她這才鬱郁地回答我道:「可能是我的方法有問題吧。以前我們軍隊醫院裡面都是這樣的。」
我笑道:「習慣了就好。老百姓和軍人的素質大不相同的。」
她神情黯然,「馮主任,大家是不是對我很有意見?」
我笑道:「那倒是不至於。其實大家都很理解你的,我也對她們說了,你很關心我們科室未來的發展的,這不?我也是今天才知道你的一些情況罷了。」
她說:「謝謝你的提醒。我自己好真的沒有注意自己這方面的問題。對了,晚上你有空沒有?我請你吃飯怎麼樣?」
我說:「以後吧,我們是同事,沒必要這麼客氣的。
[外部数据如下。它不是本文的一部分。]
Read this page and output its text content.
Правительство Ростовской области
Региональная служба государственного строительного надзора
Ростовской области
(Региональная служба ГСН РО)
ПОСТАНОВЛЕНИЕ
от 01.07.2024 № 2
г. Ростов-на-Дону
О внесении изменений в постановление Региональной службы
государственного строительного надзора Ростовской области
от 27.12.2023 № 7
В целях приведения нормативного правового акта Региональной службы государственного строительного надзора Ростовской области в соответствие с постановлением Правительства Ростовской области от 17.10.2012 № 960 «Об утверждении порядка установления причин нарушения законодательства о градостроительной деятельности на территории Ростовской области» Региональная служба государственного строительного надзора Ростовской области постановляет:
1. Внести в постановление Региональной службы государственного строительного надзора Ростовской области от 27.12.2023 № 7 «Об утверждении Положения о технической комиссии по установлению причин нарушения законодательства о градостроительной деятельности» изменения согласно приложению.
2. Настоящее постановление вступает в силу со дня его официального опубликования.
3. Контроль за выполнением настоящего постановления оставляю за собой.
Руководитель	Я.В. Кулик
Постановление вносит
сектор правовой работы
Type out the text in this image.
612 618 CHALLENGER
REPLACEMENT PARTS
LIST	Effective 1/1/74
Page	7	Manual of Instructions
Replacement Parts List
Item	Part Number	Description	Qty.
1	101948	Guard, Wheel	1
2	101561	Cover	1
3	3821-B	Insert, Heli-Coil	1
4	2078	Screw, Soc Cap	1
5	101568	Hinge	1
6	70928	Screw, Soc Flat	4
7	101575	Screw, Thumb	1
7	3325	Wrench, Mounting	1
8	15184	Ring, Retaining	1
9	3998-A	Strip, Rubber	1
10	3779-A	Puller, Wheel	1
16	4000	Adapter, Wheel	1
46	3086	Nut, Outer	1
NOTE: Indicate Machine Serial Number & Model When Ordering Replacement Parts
你說是嗎喬老師?」
「如果我以大姐的身份請你吃飯呢?」她笑著問我道。
我心裡記掛著唐孜的事情,「改天吧。今天我真的有其它的事情。」
她看著我,「好吧。那我先走了。」
這時候我手機響了起來,急忙去看,發現是餘敏打來的,於是即刻對喬丹說道:「我接電話,不送你了。」
她朝我笑,「究竟是誰這麼客氣呢?」
電話裡面傳來了餘敏的聲音,「我發給你的簡訊看到了沒有?」
「在忙,還沒有呢。」我回答說。
「你趕快看看吧。」她說,隨即就把電話給結束通話了。
我急忙去翻看簡訊,果然有一條:在省法醫鑑定所做的。下午去抽的血。他和孩子的。
急忙開車朝外面走去,中途的時候去銀行取了些錢然後裝在了隨身的小挎包裡面。想了想後又覺得不合適,隨即回家去找到了一樣東西出來。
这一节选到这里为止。